As for the second part of your post, you're probably asking about this:
If you generated a revocation certificate, yes, you can revoke it. Otherwise no. The private key is protected (should be) by a password, so even in the event it gets compromised it should be OK.
Encrypted messages from the past are unreadable, unless you have the private key. No private "master" that I know of.
If you don't use the browser extension you would probably only want to use this feature if you control that Roundcube instance yourself because yes if you upload it to the server and your key gets lost all past and future communication with that key is only as secure as your keys password.

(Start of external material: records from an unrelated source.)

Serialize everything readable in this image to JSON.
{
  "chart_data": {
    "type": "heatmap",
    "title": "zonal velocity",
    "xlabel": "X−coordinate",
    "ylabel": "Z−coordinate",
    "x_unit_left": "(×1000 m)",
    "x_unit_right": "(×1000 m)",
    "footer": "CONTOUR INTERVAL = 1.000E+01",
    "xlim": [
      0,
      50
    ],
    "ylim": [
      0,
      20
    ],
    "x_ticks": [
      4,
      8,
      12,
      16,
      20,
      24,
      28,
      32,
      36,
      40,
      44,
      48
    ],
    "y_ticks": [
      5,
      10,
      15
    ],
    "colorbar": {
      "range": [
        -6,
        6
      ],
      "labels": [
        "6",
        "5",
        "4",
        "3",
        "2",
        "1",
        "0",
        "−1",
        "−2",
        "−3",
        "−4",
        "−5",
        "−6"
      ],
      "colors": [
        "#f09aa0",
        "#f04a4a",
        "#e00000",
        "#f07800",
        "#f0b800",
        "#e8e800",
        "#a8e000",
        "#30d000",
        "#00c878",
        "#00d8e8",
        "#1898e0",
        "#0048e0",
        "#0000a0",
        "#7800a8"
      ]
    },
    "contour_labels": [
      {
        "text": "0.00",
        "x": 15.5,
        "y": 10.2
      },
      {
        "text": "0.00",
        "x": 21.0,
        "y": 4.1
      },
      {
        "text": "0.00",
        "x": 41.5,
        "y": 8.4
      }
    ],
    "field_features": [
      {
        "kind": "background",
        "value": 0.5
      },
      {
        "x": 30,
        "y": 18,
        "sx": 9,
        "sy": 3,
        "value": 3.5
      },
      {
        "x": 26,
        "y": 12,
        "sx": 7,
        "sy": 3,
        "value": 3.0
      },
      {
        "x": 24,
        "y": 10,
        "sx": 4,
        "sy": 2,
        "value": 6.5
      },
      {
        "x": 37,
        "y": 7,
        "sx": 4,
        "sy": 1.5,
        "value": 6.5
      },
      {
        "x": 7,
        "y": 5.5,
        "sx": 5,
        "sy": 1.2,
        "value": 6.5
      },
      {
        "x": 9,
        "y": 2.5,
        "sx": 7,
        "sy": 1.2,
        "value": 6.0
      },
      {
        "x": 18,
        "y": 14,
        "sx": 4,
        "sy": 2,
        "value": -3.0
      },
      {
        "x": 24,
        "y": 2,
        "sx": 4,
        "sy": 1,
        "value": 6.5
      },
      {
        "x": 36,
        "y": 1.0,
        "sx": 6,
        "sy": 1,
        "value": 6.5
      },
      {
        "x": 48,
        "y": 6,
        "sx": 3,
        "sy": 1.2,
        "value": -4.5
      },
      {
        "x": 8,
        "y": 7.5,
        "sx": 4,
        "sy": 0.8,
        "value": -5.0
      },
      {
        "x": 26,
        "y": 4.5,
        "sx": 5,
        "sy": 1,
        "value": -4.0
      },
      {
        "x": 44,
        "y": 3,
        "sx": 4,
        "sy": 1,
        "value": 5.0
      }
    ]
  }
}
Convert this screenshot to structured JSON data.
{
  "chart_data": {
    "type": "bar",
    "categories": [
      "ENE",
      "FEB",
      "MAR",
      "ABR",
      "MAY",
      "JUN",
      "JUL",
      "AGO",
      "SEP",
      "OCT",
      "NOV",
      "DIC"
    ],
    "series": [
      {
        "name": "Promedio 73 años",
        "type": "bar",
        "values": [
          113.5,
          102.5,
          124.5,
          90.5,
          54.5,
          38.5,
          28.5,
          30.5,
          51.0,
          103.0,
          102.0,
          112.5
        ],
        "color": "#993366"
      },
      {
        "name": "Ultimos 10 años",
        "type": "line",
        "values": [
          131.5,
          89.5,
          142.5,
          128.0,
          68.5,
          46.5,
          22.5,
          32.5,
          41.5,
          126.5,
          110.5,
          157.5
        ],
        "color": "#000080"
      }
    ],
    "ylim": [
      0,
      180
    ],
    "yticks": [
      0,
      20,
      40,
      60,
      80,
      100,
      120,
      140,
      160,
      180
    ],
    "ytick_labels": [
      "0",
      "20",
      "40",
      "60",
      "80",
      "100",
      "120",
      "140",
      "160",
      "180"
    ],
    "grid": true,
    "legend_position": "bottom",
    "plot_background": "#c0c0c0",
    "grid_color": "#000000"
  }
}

I still use RC despite the long history of XSS attacks against it. Luckily RC uses progressive enhancement, so it still works with JS turned off. I just assume emails can still execute JS in 2016? Perhaps it's wrong of me to use RC with JS turned off as a preventative measure, but you have to adore that user interface! It's the only reason I choose RC over other self-hosted email web apps (and there are few to choose from in this space). I like the simplicity of Squirrel-mail, but Roundcube looks and feels too good not to use.
You're right. Before any integration of a server-side PGP key like this, they ought to have deployed some basic hygiene like a strict Content Security Policy (CSP) and a better sanitization library like HTMLpurifier. I don't trust webmail software, and definitely not PHP webmail software, to hold my keys for me otherwise.
ha i remember long time ago chasing for the perfect webmail system.. before gmail of course.
Horde,Roundcube, squirrel god... I've never found the perfect one!
nice, I use Roundcube a lot for new clients looking to set up their email for the first time. Glad to support this project, and really stoked it has PGP.
Been using it for a year or so now, it's fantastic and has never let me down.